About three years ago at Hershey I came across a sight that stopped me in my tracks. What to my wondering eyes appeared was the strangest 1942 Dodge I’d ever seen. A placard on the vehicle suggested it was a prototype for a Dodge-based Town & Country, and proffered a hefty asking price.
We all know the Town & Country variations. They’ve been explained here before but it’s fun to do it again. In 1941, Chrysler introduced a handsome barrel-back woodie, well received and carried over into 1942. After the war, the wagon was gone but succeeded by a handsome six-cylinder sedan and eight-pot convertible. There were plans for others, a two-door Brougham, one built, a hardtop (made in quantity of seven) and a little three-passenger roadster that was never built. In recent years, at least one was created from a Windsor business coupe. The T&C soldiered on until 1950, by which time it came only in hardtop form with very little wood showing. Soon the name was retired to Chrysler’s all-steel station wagon.
But a Dodge T&C? Dodge, with DeSoto, was the least of the woodies.
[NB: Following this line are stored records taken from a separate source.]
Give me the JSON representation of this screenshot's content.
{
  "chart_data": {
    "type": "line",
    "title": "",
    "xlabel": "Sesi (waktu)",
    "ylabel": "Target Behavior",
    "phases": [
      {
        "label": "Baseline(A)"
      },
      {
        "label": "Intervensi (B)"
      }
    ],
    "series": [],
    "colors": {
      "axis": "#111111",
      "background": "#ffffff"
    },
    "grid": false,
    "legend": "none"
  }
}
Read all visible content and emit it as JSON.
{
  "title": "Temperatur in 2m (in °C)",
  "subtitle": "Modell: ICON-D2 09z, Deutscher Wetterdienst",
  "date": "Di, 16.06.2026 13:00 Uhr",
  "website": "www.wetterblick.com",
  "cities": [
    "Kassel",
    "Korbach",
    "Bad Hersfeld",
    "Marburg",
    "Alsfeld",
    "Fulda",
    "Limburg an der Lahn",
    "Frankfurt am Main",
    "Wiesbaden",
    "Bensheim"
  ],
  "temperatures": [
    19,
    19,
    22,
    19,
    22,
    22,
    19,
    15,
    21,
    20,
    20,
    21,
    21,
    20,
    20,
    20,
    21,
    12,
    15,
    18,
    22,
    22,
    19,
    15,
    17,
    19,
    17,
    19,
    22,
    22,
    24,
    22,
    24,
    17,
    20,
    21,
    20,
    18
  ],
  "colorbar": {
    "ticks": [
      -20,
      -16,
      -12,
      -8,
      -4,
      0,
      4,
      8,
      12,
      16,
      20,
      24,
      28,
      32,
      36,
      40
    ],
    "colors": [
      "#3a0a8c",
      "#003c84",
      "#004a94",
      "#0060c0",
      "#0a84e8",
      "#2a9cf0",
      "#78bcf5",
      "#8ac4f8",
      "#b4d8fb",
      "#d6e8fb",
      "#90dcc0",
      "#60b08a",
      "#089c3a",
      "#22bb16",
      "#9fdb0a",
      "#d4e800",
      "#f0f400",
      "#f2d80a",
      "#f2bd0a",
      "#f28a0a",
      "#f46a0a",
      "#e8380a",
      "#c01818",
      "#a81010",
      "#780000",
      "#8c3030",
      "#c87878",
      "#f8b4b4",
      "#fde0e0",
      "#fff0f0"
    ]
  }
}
Unlike Plymouth, which had a wagon in 1946-7-8, except for truck-based wagons Dodge had a dearth of wood between the 1938 Westchester Suburban and the 1949 Coronet station wagon.
So really I think this creation was somebody’s idea of what a Dodge Clown & Country might look like. I’ve always considered the 1942 Dodges to be pretty cars, nicely proportioned and tastefully trimmed, especially in contrast to their postwar brethren. This car, however, is pretty crude, its lines dictated by the sheet metal that was grafted on. I don’t recognize the trunk lid, except for the 1946-48 Chrysler stop lamp. The roof looks quite familiar, one of the many twin-window 1937-39 sedans, but I can’t place it. Moreover, it was in pretty terrible shape, with sheet metal grafted over obvious holes in the body and hints of ominous trouble within. By Saturday it was on a trailer, headed back whence it came.
Anybody got any other ideas, or answers to this puzzle? Tell us what you think.